En l’espèce, dans le cadre d’une procédure de licenciement d’un salarié de la Société Abaque bâtiment services (la société ABS) et de demande du salarié du paiement d’heures supplémentaires et de congés payés afférents, ladite société produit des transcriptions des enregistrements audios obtenus à l’insu du salarié (des entretiens informel et préalable avec le salarié).
La Cour de cassation porte ainsi un coup d’arrêt au principe classique selon lequel lors d’un procès en matière civile, toute preuve déloyale est traditionnellement jugée irrecevable [3].
Ce revirement est par la suite confirmé par quatre décisions dans diverses matières :
- Le même jour, en matière de droit du travail, également, la Cour de cassation retient qu’un « motif tiré de la vie personnelle du salarié ne peut, en principe, justifier un licenciement disciplinaire, sauf s’il constitue un manquement de l’intéressé à une obligation découlant de son contrat de travail. Dès lors, une conversation privée qui n’était pas destinée à être rendue publique ne pouvant constituer un manquement du salarié aux obligations découlant du contrat de travail, le licenciement, prononcé pour motif disciplinaire, est insusceptible d’être justifié, de sorte que l’employeur n’est pas fondé à invoquer la méconnaissance de son droit à la preuve. Doit en conséquence être approuvé, l’arrêt qui, après avoir constaté que le salarié a été licencié pour faute grave en raison de propos échangés lors d’une conversation privée avec une collègue au moyen de la messagerie intégrée au compte Facebook personnel du salarié installé sur son ordinateur professionnel, en déduit que ces faits de la vie personnelle ne pouvaient justifier un licenciement disciplinaire» [4]

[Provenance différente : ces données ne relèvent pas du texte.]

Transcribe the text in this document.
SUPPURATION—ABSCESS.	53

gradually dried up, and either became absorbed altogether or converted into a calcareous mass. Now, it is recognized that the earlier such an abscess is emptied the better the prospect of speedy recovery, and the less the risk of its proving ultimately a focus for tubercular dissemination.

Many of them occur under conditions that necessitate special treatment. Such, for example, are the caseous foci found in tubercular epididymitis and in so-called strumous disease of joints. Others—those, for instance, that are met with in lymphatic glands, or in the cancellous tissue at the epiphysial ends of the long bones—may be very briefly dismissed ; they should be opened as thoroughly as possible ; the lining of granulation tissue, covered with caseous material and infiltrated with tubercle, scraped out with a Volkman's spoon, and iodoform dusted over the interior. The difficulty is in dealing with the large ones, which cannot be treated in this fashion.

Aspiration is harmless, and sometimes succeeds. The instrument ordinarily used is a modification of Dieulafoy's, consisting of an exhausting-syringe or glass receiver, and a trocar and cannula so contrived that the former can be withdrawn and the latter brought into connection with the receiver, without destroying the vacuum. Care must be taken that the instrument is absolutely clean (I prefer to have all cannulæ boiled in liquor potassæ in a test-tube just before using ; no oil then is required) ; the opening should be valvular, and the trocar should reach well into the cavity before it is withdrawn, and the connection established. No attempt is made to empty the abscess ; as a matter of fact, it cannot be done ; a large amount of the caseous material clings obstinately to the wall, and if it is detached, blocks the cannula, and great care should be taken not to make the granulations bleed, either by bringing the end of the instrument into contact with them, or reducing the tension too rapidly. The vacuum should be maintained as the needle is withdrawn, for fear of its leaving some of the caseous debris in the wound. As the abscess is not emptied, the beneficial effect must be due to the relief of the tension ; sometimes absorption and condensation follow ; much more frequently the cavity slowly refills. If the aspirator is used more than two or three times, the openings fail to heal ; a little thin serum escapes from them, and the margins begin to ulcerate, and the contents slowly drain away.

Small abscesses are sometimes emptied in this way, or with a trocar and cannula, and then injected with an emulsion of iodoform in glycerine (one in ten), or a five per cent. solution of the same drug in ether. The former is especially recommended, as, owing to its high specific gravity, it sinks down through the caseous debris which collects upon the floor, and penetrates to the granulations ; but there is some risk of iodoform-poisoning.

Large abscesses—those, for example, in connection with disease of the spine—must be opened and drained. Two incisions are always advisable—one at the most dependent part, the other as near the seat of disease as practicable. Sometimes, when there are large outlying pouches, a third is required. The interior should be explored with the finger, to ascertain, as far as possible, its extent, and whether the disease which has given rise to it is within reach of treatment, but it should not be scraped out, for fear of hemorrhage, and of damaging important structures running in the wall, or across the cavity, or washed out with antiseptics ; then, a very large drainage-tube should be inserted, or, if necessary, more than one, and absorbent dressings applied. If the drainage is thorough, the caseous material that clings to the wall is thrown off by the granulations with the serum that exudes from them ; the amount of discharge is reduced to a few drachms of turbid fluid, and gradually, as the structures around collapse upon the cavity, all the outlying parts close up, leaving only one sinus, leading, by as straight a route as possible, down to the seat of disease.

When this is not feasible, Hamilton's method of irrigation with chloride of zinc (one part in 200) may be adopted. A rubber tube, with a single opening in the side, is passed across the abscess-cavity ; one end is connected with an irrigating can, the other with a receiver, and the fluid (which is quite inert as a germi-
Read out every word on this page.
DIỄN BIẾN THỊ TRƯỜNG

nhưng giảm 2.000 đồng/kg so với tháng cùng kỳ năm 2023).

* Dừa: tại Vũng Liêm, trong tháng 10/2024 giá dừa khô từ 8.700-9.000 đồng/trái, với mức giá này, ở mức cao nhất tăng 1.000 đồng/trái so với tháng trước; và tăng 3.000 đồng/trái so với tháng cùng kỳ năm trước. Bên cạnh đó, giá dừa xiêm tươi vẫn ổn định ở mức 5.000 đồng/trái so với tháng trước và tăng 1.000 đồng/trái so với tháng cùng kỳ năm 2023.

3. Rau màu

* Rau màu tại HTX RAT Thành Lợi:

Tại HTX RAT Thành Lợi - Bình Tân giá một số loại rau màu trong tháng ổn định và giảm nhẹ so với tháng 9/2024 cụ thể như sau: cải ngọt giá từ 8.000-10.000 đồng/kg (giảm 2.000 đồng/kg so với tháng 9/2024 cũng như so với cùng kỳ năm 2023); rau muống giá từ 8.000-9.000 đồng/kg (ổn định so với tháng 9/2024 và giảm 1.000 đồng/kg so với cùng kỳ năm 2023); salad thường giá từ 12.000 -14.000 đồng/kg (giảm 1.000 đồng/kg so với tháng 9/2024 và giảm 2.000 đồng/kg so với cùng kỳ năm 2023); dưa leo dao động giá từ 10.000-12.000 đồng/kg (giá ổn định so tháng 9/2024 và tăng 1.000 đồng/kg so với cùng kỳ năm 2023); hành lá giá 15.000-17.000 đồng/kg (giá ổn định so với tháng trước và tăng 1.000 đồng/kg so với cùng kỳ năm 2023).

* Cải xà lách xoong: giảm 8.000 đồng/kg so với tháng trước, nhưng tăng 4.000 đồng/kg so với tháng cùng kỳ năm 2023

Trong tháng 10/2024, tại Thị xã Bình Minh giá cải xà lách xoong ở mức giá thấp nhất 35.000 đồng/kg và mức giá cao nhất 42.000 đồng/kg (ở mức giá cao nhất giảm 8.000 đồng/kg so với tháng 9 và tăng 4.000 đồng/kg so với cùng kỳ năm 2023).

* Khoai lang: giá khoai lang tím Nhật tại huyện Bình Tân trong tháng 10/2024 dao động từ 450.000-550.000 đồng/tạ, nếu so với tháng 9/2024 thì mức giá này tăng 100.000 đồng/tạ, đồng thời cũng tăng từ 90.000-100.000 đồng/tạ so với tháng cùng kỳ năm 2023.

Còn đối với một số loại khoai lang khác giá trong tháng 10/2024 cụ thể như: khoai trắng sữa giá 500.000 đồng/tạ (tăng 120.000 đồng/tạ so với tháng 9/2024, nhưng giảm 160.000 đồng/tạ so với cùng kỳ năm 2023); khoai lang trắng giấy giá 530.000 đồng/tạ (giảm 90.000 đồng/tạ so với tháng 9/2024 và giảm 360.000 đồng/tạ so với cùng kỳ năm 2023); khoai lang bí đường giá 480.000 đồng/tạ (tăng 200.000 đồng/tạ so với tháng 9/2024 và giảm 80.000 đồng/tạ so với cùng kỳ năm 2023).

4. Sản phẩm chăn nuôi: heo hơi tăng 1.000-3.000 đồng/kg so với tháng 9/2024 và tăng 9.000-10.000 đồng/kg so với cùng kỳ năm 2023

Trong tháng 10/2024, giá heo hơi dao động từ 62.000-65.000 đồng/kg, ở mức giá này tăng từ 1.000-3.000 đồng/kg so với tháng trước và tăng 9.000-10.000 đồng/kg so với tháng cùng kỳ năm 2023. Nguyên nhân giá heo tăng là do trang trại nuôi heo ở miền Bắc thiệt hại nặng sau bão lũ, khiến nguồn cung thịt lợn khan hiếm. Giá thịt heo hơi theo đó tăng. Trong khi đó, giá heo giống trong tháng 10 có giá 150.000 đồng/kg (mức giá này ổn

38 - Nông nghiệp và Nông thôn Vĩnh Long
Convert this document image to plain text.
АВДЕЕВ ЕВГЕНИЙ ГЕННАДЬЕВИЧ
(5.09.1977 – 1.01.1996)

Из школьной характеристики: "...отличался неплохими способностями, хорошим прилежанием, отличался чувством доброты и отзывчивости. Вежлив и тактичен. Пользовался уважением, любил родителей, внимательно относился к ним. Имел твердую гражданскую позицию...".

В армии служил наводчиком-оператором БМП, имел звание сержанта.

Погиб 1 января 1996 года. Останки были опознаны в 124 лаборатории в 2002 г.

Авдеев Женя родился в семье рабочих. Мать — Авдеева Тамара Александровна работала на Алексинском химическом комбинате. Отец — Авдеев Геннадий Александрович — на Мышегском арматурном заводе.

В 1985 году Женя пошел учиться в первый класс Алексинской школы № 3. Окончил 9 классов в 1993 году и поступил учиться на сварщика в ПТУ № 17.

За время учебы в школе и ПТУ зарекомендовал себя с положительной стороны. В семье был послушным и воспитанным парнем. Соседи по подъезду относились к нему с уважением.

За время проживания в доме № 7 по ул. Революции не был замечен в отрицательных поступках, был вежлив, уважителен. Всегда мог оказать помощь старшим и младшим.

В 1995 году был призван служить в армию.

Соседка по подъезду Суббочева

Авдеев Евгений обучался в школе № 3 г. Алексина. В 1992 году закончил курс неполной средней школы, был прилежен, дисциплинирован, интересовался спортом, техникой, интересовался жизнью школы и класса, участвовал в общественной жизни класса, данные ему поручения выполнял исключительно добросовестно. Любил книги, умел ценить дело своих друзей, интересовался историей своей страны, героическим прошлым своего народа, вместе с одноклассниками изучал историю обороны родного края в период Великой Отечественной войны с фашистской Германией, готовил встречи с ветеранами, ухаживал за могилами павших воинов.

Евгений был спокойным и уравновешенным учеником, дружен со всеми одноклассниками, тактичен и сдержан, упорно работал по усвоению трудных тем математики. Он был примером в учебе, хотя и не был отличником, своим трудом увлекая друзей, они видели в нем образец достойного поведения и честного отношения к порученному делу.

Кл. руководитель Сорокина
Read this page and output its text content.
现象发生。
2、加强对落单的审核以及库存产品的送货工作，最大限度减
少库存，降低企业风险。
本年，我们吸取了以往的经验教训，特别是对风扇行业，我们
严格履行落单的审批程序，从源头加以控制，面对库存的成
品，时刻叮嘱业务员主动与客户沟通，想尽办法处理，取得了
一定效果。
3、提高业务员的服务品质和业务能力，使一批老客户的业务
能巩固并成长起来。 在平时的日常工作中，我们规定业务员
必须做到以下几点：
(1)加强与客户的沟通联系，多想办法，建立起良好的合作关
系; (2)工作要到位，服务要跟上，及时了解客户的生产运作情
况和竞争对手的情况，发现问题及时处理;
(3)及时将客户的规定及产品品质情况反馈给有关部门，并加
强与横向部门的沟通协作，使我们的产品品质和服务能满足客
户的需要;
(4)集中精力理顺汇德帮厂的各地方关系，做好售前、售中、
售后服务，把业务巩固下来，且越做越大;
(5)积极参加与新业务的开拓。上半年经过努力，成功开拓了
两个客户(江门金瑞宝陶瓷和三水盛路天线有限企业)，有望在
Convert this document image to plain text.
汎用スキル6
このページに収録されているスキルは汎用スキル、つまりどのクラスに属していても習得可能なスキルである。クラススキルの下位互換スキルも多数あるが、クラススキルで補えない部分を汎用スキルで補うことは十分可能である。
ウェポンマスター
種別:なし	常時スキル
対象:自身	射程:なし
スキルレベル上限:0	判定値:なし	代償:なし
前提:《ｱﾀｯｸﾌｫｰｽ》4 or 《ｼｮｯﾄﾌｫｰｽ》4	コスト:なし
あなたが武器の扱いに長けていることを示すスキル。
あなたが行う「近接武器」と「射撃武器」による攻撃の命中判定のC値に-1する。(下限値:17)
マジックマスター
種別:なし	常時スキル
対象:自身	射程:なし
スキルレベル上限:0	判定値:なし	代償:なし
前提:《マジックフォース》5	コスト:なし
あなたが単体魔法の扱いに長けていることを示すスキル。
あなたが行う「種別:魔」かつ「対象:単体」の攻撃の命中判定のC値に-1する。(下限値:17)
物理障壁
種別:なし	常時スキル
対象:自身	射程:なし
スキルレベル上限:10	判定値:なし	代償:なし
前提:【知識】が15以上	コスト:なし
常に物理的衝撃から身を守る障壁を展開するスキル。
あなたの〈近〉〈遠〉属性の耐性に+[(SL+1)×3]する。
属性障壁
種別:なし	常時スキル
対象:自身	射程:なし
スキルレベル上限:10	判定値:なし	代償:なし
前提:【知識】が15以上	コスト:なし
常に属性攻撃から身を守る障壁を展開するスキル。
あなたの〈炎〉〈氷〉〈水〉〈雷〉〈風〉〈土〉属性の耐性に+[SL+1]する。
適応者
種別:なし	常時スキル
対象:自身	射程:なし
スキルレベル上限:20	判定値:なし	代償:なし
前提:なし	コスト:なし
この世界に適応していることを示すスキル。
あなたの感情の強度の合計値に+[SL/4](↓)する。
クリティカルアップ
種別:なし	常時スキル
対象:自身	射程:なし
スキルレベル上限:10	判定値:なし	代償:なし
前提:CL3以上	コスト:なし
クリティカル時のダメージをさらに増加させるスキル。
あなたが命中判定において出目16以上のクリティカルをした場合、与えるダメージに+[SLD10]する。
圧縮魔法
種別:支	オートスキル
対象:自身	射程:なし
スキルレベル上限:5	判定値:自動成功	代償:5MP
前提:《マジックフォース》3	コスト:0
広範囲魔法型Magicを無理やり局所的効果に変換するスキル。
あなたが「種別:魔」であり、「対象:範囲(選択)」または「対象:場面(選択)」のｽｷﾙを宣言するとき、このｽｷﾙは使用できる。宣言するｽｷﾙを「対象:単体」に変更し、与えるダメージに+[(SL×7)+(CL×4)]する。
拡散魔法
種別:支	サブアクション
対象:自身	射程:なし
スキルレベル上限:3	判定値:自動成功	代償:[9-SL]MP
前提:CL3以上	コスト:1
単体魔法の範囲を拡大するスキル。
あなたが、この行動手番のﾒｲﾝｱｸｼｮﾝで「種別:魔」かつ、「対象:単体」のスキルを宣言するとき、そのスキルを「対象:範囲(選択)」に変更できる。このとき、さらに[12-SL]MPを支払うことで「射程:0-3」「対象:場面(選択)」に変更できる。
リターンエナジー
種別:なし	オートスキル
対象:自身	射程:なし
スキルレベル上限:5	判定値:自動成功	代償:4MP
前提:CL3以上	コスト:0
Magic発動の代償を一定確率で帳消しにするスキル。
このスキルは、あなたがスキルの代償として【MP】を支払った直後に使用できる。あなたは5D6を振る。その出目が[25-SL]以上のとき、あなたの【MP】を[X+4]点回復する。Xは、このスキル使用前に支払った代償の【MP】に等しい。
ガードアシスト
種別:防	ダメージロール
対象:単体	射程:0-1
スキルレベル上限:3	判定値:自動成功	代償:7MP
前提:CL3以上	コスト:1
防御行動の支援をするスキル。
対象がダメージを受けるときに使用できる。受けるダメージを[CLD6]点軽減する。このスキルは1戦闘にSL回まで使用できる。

En l’espèce, le remplaçant d’un salarié a utilisé son poste informatique, s’étant connecté au compte Facebook du salarié absent qui n’avait pas été fermé, le salarié remplaçant a transmis à l’employeur, la société REXEL DEVELOPPEMENT, la copie des propos dénigrants tenus par le salarié absent. Le salarié a été licencié pour faute grave.
- Le 10 janvier 2024, en matière de droit commercial, la Cour d’Appel de Paris [5] décide qu’est recevable et opposable, la preuve reçue en la forme d’un constat d’un huissier de justice produit par un franchiseur, la société SAS EWIGO DEVELOPPEMENT, dans le cadre d’une rupture des relations commerciales avec l’un de ses franchisés, la société MANAUTO, obtenue de manière loyale, à savoir sans stratagème et avec autorisation. En l’espèce, le franchiseur a reçu de l’un des franchisés membre, de manière spontanée avec son autorisation, ses codes d’accès au groupe Facebook professionnel de discussion restreint aux 24 franchisés, sur lequel la société MANAUTO, franchisé litigieux, avait tenu des propos dénigrants. La Cour considère que la preuve est indispensable au franchiseur pour les fautes graves de dénigrement et que la production de la preuve est proportionnée au but poursuivi par le franchiseur pour exercer la défense de sa réputation et de celle de son réseau de franchise spécialisé dans l’intermédiation en transaction automobile de véhicules d’occasion entre particuliers.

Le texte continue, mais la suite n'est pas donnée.